When you want to build a full agent rather than make single calls, there is the Claude Agent SDK, formerly the Claude Code SDK. It gives you the same agent loop, tool handling, and context management that power Claude Code, in Python and TypeScript, with full control over orchestration and permissions. The mental model: the API is for calls, the Agent SDK is for agents.
Which surface for which job
Put the four together and the decision gets simple.
Reach for claude.ai when a human is in the loop and the work is thinking, writing, analysis, or a quick tool you build in Artifacts. Reach for Claude Code when the work touches files, a codebase, or your local machine, and you want an agent that acts, not just answers. Reach for the API when Claude needs to live inside software you ship to other people. And pick the cloud version, Bedrock, Vertex, or Foundry, when procurement or data residency makes that the path of least resistance.
For the model inside any of those: Haiku for volume, Sonnet for most things, Opus when it is hard or costly to be wrong.
The traps nobody puts on the box
A guide that only lists features is marketing. Here is what actually bites.
The first is confident wrong code. Claude will sometimes invent an API method that sounds right but was renamed two versions ago, or cite a library function that does not exist. The fix is not to trust less in a vague way, it is to give the model current facts. Point it at real documentation, and in Claude Code, give it tools that read your actual code instead of guessing. Opus 4.8 is meaningfully better here, but better is not zero.
The second is context rot. As a session grows long, the model's attention thins out and quality drops. The 1M window invites you to dump everything in, and then the answer gets worse. Keep sessions scoped. Use subagents to push noisy work into separate context. Start fresh when a thread has wandered.
The third is the one to take seriously if you connect Claude to your tools: the lethal trifecta.
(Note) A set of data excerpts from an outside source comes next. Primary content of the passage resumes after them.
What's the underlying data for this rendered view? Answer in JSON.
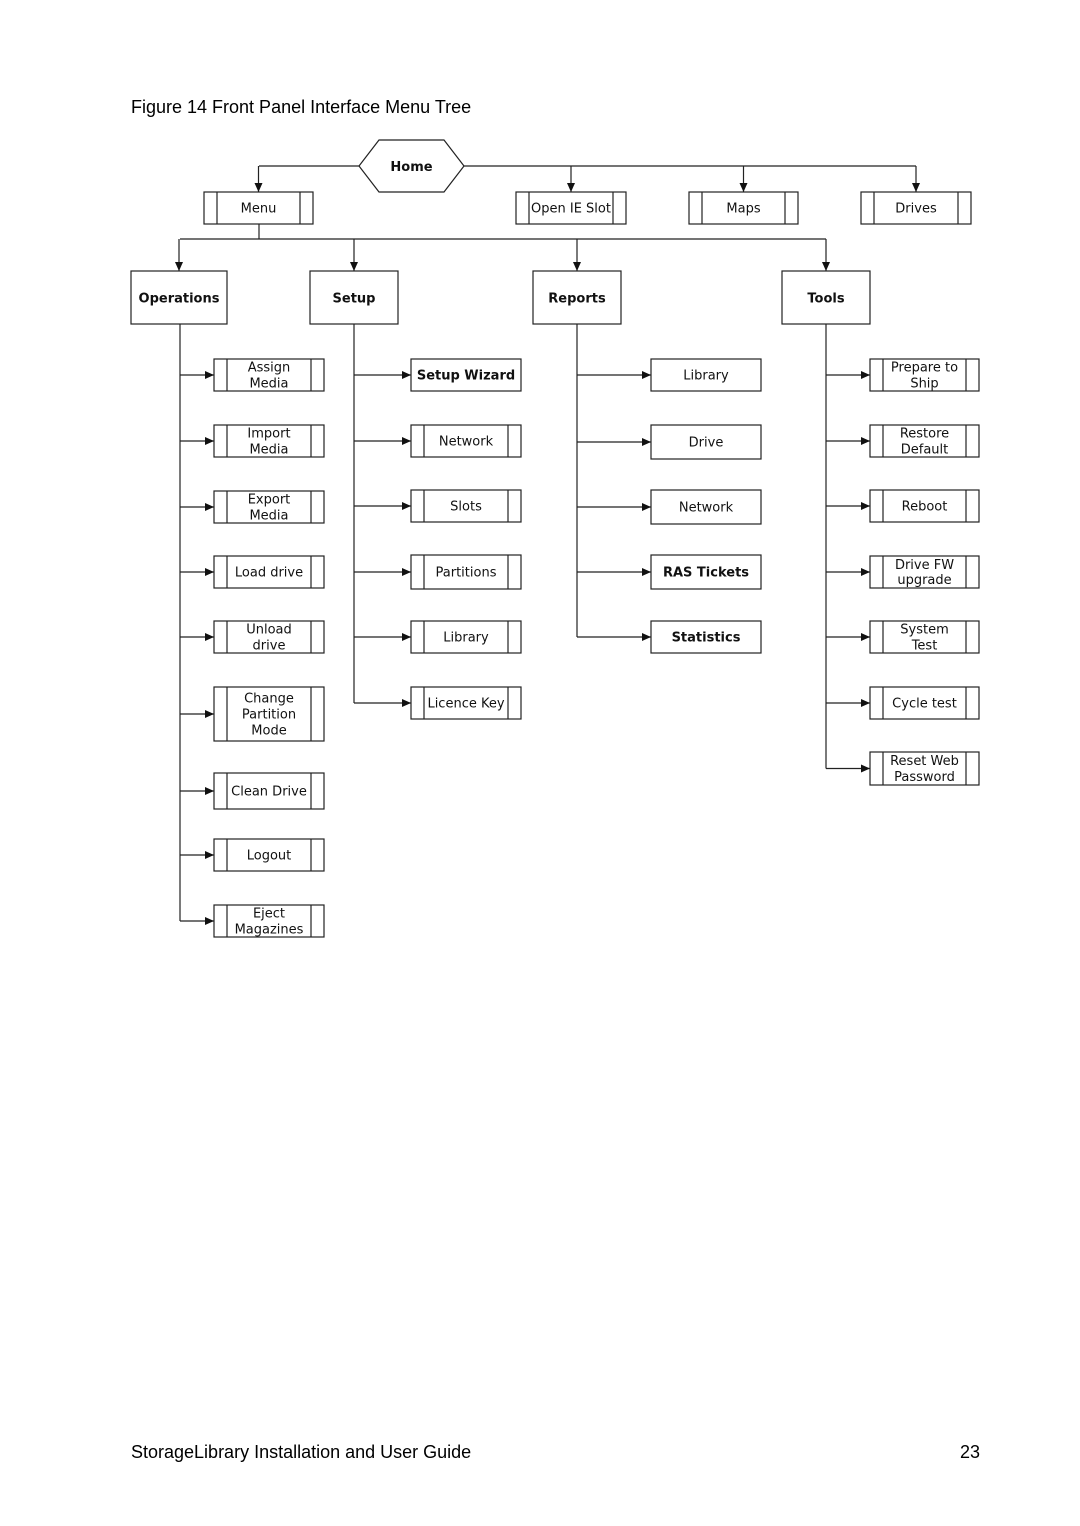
{
  "page": {
    "caption": "Figure 14 Front Panel Interface Menu Tree",
    "footer_title": "StorageLibrary Installation and User Guide",
    "page_number": "23"
  },
  "tree": {
    "root": "Home",
    "level1": [
      {
        "id": "menu",
        "label": [
          "Menu"
        ],
        "style": "subprocess"
      },
      {
        "id": "open-ie-slot",
        "label": [
          "Open IE Slot"
        ],
        "style": "subprocess"
      },
      {
        "id": "maps",
        "label": [
          "Maps"
        ],
        "style": "subprocess"
      },
      {
        "id": "drives",
        "label": [
          "Drives"
        ],
        "style": "subprocess"
      }
    ],
    "menu_children": [
      {
        "id": "operations",
        "label": [
          "Operations"
        ],
        "children": [
          {
            "label": [
              "Assign",
              "Media"
            ],
            "style": "subprocess"
          },
          {
            "label": [
              "Import",
              "Media"
            ],
            "style": "subprocess"
          },
          {
            "label": [
              "Export",
              "Media"
            ],
            "style": "subprocess"
          },
          {
            "label": [
              "Load drive"
            ],
            "style": "subprocess"
          },
          {
            "label": [
              "Unload",
              "drive"
            ],
            "style": "subprocess"
          },
          {
            "label": [
              "Change",
              "Partition",
              "Mode"
            ],
            "style": "subprocess"
          },
          {
            "label": [
              "Clean Drive"
            ],
            "style": "subprocess"
          },
          {
            "label": [
              "Logout"
            ],
            "style": "subprocess"
          },
          {
            "label": [
              "Eject",
              "Magazines"
            ],
            "style": "subprocess"
          }
        ]
      },
      {
        "id": "setup",
        "label": [
          "Setup"
        ],
        "children": [
          {
            "label": [
              "Setup Wizard"
            ],
            "style": "bold"
          },
          {
            "label": [
              "Network"
            ],
            "style": "subprocess"
          },
          {
            "label": [
              "Slots"
            ],
            "style": "subprocess"
          },
          {
            "label": [
              "Partitions"
            ],
            "style": "subprocess"
          },
          {
            "label": [
              "Library"
            ],
            "style": "subprocess"
          },
          {
            "label": [
              "Licence Key"
            ],
            "style": "subprocess"
          }
        ]
      },
      {
        "id": "reports",
        "label": [
          "Reports"
        ],
        "children": [
          {
            "label": [
              "Library"
            ],
            "style": "plain"
          },
          {
            "label": [
              "Drive"
            ],
            "style": "plain"
          },
          {
            "label": [
              "Network"
            ],
            "style": "plain"
          },
          {
            "label": [
              "RAS Tickets"
            ],
            "style": "bold"
          },
          {
            "label": [
              "Statistics"
            ],
            "style": "bold"
          }
        ]
      },
      {
        "id": "tools",
        "label": [
          "Tools"
        ],
        "children": [
          {
            "label": [
              "Prepare to",
              "Ship"
            ],
            "style": "subprocess"
          },
          {
            "label": [
              "Restore",
              "Default"
            ],
            "style": "subprocess"
          },
          {
            "label": [
              "Reboot"
            ],
            "style": "subprocess"
          },
          {
            "label": [
              "Drive FW",
              "upgrade"
            ],
            "style": "subprocess-small"
          },
          {
            "label": [
              "System",
              "Test"
            ],
            "style": "subprocess"
          },
          {
            "label": [
              "Cycle test"
            ],
            "style": "subprocess"
          },
          {
            "label": [
              "Reset Web",
              "Password"
            ],
            "style": "subprocess"
          }
        ]
      }
    ]
  }
}
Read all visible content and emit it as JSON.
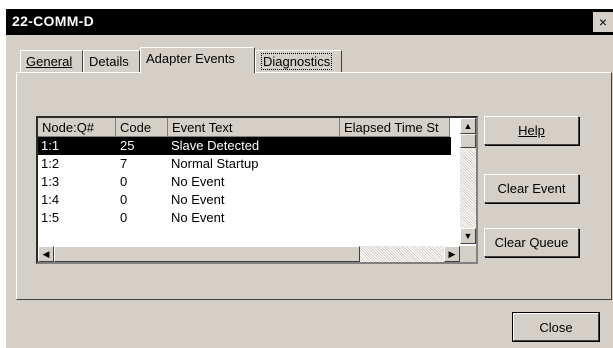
{
  "window": {
    "title": "22-COMM-D",
    "close_glyph": "×"
  },
  "tabs": [
    {
      "label": "General",
      "active": false
    },
    {
      "label": "Details",
      "active": false
    },
    {
      "label": "Adapter Events",
      "active": true
    },
    {
      "label": "Diagnostics",
      "active": false
    }
  ],
  "table": {
    "columns": [
      "Node:Q#",
      "Code",
      "Event Text",
      "Elapsed Time St"
    ],
    "rows": [
      {
        "node": "1:1",
        "code": "25",
        "text": "Slave Detected",
        "selected": true
      },
      {
        "node": "1:2",
        "code": "7",
        "text": "Normal Startup",
        "selected": false
      },
      {
        "node": "1:3",
        "code": "0",
        "text": "No Event",
        "selected": false
      },
      {
        "node": "1:4",
        "code": "0",
        "text": "No Event",
        "selected": false
      },
      {
        "node": "1:5",
        "code": "0",
        "text": "No Event",
        "selected": false
      }
    ]
  },
  "buttons": {
    "help": "Help",
    "clear_event": "Clear Event",
    "clear_queue": "Clear Queue",
    "close": "Close"
  },
  "icons": {
    "scroll_up": "▲",
    "scroll_down": "▼",
    "scroll_left": "◀",
    "scroll_right": "▶"
  }
}
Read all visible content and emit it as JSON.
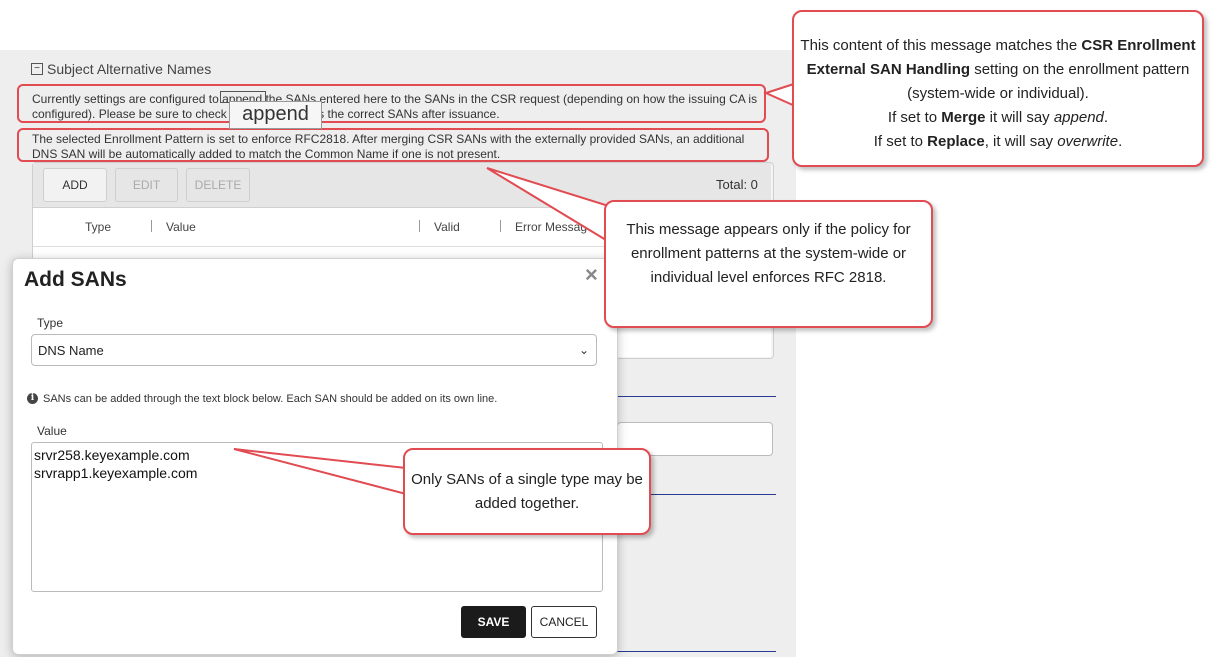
{
  "section": {
    "title": "Subject Alternative Names"
  },
  "messages": {
    "append_settings": "Currently settings are configured to append the SANs entered here to the SANs in the CSR request (depending on how the issuing CA is configured). Please be sure to check the certificate has the correct SANs after issuance.",
    "rfc2818": "The selected Enrollment Pattern is set to enforce RFC2818. After merging CSR SANs with the externally provided SANs, an additional DNS SAN will be automatically added to match the Common Name if one is not present.",
    "append_zoom": "append"
  },
  "grid": {
    "add": "ADD",
    "edit": "EDIT",
    "delete": "DELETE",
    "total": "Total: 0",
    "columns": [
      "Type",
      "Value",
      "Valid",
      "Error Message"
    ]
  },
  "modal": {
    "title": "Add SANs",
    "close_glyph": "×",
    "type_label": "Type",
    "type_value": "DNS Name",
    "info": "SANs can be added through the text block below. Each SAN should be added on its own line.",
    "value_label": "Value",
    "values": [
      "srvr258.keyexample.com",
      "srvrapp1.keyexample.com"
    ],
    "save": "SAVE",
    "cancel": "CANCEL"
  },
  "callouts": {
    "csr": {
      "line1": "This content of this message matches the",
      "bold1": "CSR Enrollment External SAN Handling",
      "line2": "setting on the enrollment pattern (system-wide or individual).",
      "merge_prefix": "If set to",
      "merge_bold": "Merge",
      "merge_mid": "it will say",
      "merge_word": "append",
      "replace_prefix": "If set to",
      "replace_bold": "Replace",
      "replace_mid": ", it will say",
      "replace_word": "overwrite"
    },
    "rfc": "This message appears only if the policy for enrollment patterns at the system-wide or individual level enforces RFC 2818.",
    "single_type": "Only SANs of a single type may be added together."
  },
  "colors": {
    "callout_border": "#e14b52",
    "save_bg": "#1b1b1b",
    "link_line": "#2a3b8f"
  },
  "icons": [
    "collapse-icon",
    "close-icon",
    "chevron-down-icon",
    "info-icon"
  ]
}
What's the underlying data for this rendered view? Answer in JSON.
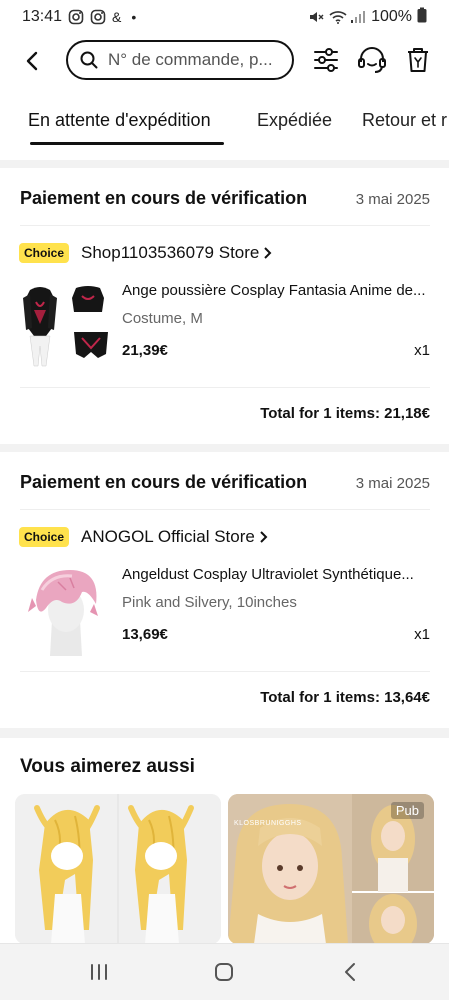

Security researchers use this term for three conditions that, together, make an agent exploitable. Access to private data, exposure to untrusted content, and a way to send data out. Any one alone is fine. All three at once means a malicious instruction hidden in, say, a web page or an email can make your agent leak what it can see. MCP makes Claude far more capable and, in the same motion, widens this attack surface. The defenses are unglamorous and real: run only MCP servers you trust, use the permission allowlist so the agent cannot run anything it likes, and follow least privilege. Do not give an agent both your secrets and an open door at the same time.
None of these are reasons to avoid Claude. They are the difference between using it well and getting surprised.
Where to start
If you have never gone past the chat window, do three things this week. Make one Project and load it with your real context. Install Claude Code and write a ten-line CLAUDE.md for one repo. Add one MCP connector to something you actually use. That is the whole arc of this guide in three moves, from chat to agent to connected.
The reason any of this matters for a business is that the gap between islands of tools is where time leaks, and Claude across these four surfaces is, more than anything, a way to close those gaps. We connect Claude to client systems through MCP for exactly that, and the StudioMeyer Memory server is our own answer to the part this guide keeps circling, giving Claude a memory that survives between sessions.
If you want the terminal side on its own, our walkthrough on setting up Claude Code without the jargon is the natural next read.
Claude is no longer one window. Learn the four surfaces and the model stops being a clever toy and starts being something you build on.